Kickstarter Celebrates 3 Years As Top Projects Shift Toward Tech Products

Unused prototype website design for Kickstarter.

NEW YORK — The New York-based crowdfunding website Kickstarter on Monday celebrated its third birthday with a look back at old website design prototypes and a feature story in the New York Times detailing how it has become yet another portal for startup companies to raise money.

An official blog post by Kickstarter co-founder Yancey Strickler noted that so far, the website — which allows anyone with an idea for a creative project to solicit donations from the public over the Web in exchange for some share of the finished product or result — has successfully funded 21,922 separate projects.

A project is successfully funded on Kickstarter when it reaches an arbitrary, pre-determined fundraising goal set by the project creator within a set window of time, usually about a month.

Further, the website has raised an astronomical over $200 million for those 20,000-plus products in its three years of existence, according to Jenna Wortham at The Times.

Of course, on Kickstarter, success is still rarer than failure: There have been about 50,000 projects that have attempted to raise money on the site, so the 20,000 that have made the cut come out to about a 44 percent success rate, as The Times points out in a detailed infographic accompanying its article, which breaks down funding by project category.

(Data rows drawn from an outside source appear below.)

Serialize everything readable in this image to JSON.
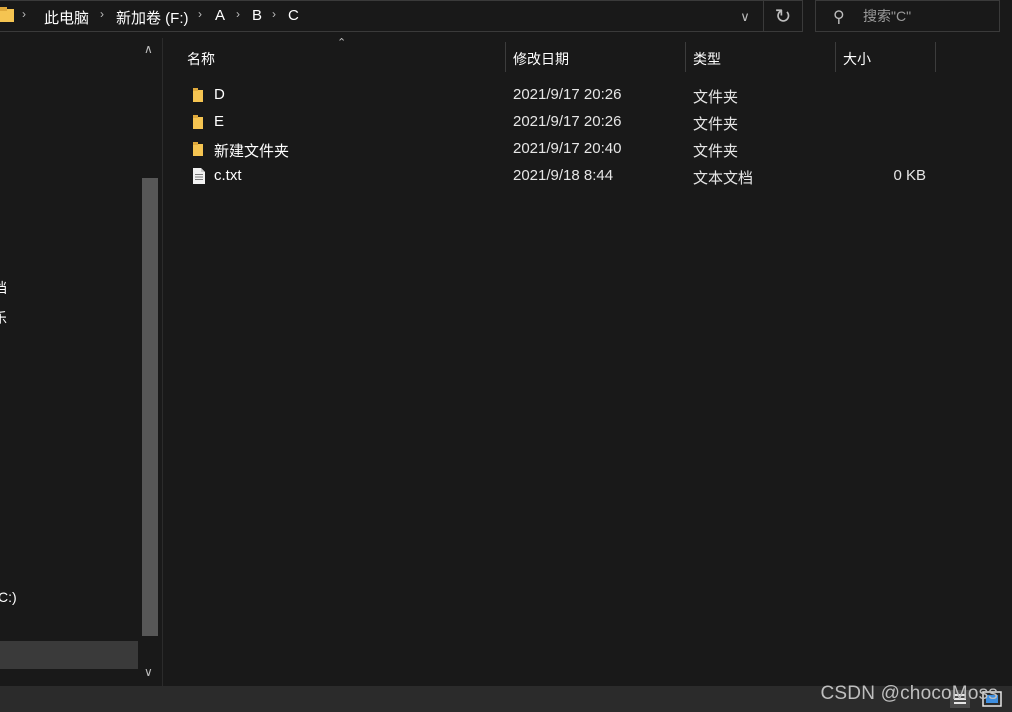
{
  "breadcrumb": {
    "items": [
      "此电脑",
      "新加卷 (F:)",
      "A",
      "B",
      "C"
    ]
  },
  "search": {
    "placeholder": "搜索\"C\""
  },
  "nav": {
    "items": [
      "档",
      "乐",
      "C:)",
      ")"
    ]
  },
  "columns": {
    "name": "名称",
    "date": "修改日期",
    "type": "类型",
    "size": "大小"
  },
  "files": [
    {
      "name": "D",
      "date": "2021/9/17 20:26",
      "type": "文件夹",
      "size": "",
      "icon": "folder-icon"
    },
    {
      "name": "E",
      "date": "2021/9/17 20:26",
      "type": "文件夹",
      "size": "",
      "icon": "folder-icon"
    },
    {
      "name": "新建文件夹",
      "date": "2021/9/17 20:40",
      "type": "文件夹",
      "size": "",
      "icon": "folder-icon"
    },
    {
      "name": "c.txt",
      "date": "2021/9/18 8:44",
      "type": "文本文档",
      "size": "0 KB",
      "icon": "text-file-icon"
    }
  ],
  "watermark": "CSDN @chocoMoss",
  "colors": {
    "background": "#191919",
    "folder": "#f5c451",
    "text": "#ffffff",
    "border": "#3a3a3a"
  }
}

If a project does not meet its funding goal, it earns no money. Kickstarter takes a 5 percent commission from all successfully funded projects and Amazon, which runs the online donations payment service on the website, takes between 3 and 5 percent.

In total, that means Kickstarter itself has earned about $10 million from hosting the projects on its website.

The overall numbers exceed those of a recent independent analysis of the website’s funding numbers undertaken by technology news blog the Next Web, which, found that by running a script that tallied the top projects posted on the website, Kickstarter had likely raised a total $160 million as of April 2012, and $119 million in its third year alone (between April 2009 and April 2012).

Kickstarter declined to comment on its funding figures for this report.

Kickstarter’s founders like to promote the diverse range of projects that have been successfully funded on the website, and indeed, according to the inforgraphic prepared by The Times, Film and Music projects make up the total two highest-funded categories so far, with $60 million and $38 million pledged, respectively.

Stricker previously told TPM that he sees the website as facilitating some of the same types of creative artworks as the National Endowment for the Arts, and by the end of 2012, to have provided more money to the arts than that agency.

But there’s no denying that increasingly, the the top-funded projects in Kickstarter’s history have been tech related, as Kickstarter’s Strickler recently illustrated out in a blog post chronicling the history of the most-funded project, the value of which has ballooned from $3,000 in 2009 to over $7 million now.

In fact, of the top 12 most funded projects in Kickstater history so far, the four highest earning and most recent all have to do with consumer tech projects, from the Tik Tok, an iPod Nano watch ($942,578) to the Elevation iPhone Dock ($1.4 million) to the new adventure videogame from DoubleFine studios ($3.3 million) to finally the Pebble smartphone-connecting watch, which has raised $7.2 million with 18 days left in its funding cycle and which TPM previously covered as part of a burgeoning trend of wearable computing devices.

Kickstarter and other crowdfunding websites are also facing something of a watershed moment in the wake of passage of new bipartisan legislation, the JOBS Act, that would specifically allow for private startup companies to solicit investors with stock options offered online, something previously not allowed under Securities and Exchange Commission regulations.

Others have criticized the idea as risky for those without much experience in early-stage investments, with a great potential for fraud.

The President signed the bill into law on April 5, but the SEC still has 270 days after that to review the legislation and decide how it will be implemented (ironically, the SEC is itself turning to the crowd for public comment on the JOBS Act and its implementation).

One rival crowdfunding website, Rock the Post says it is ready to begin hosting private startups looking to sell equity online, but sources close to Kickstarter told TPM that Kickstarter was not looking to get any deeper into the practice of funding startup companies, despite the new allowance.

Kickstarter was from the beginning “founded on the notion that there is value in the world beyond ideas that might produce a profit, and ideas should be able to exist because people feel an affinity toward them,” our source told us.

How the company reconciles its foundational values with an increased pull toward more conventional consumer tech products and companies remains to be seen.